- Born: Marjorie Susan Monaghan March 19, 1964 (age 62) Orange County, California, U.S.
- Education: Miami University
- Occupation: Actress
- Years active: 1990–2005
- Spouse: Grant Rosenberg ​(m. 2011)​
- Website: marjoriemonaghan.com

= Marjorie Monaghan =

American actress (born 1964)

Marjorie Susan Monaghan (born March 19, 1964) is an American former actress best known for her portrayal of Tessa Halloran (aka Number One) in the television series Babylon 5.

==Early life==
Monaghan was born in Orange County, California and raised in the Midwest. She is of Irish-Celt ancestry and started acting in high school.

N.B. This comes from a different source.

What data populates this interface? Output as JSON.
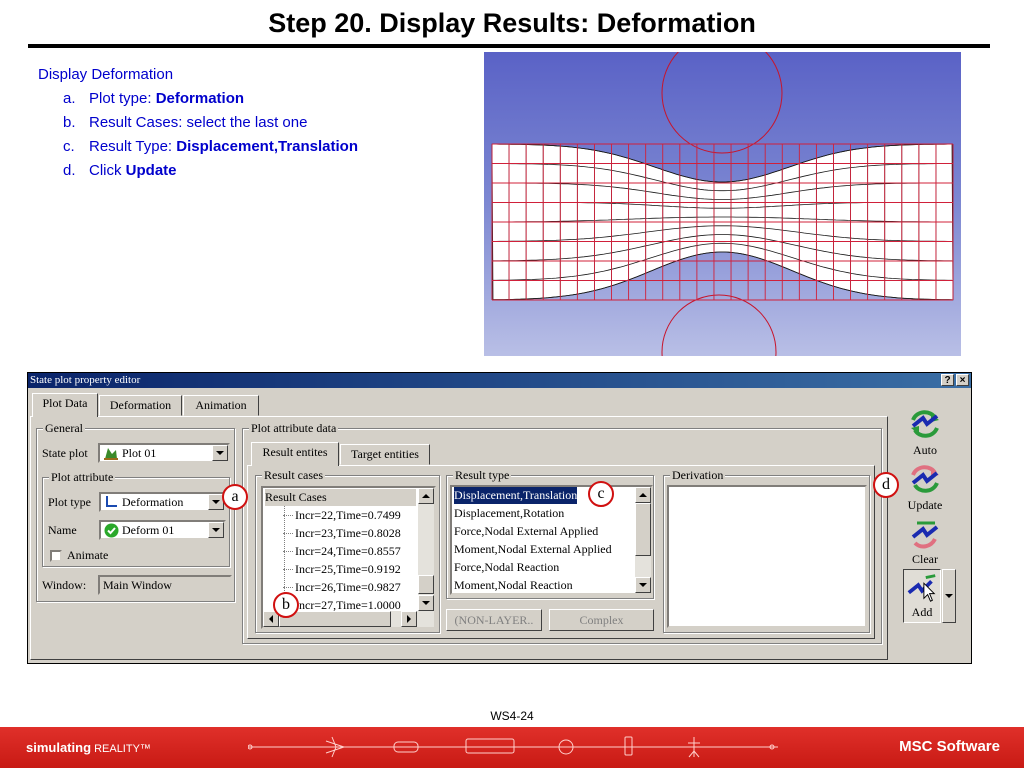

She graduated cum laude from Miami University in Ohio, then headed to New York where she obtained her first role as a firefighter in the short-lived 1990 TV series H.E.L.P. created by Dick Wolf.

==Career==
Monaghan has performed in a number of science fiction television roles, including starring as JoJo Thorson in Space Rangers and starring as Freya in the Star Trek: Voyager episode "Heroes and Demons". In 1999 she appeared in all eight episodes of Rescue 77 as Kathleen Ryan.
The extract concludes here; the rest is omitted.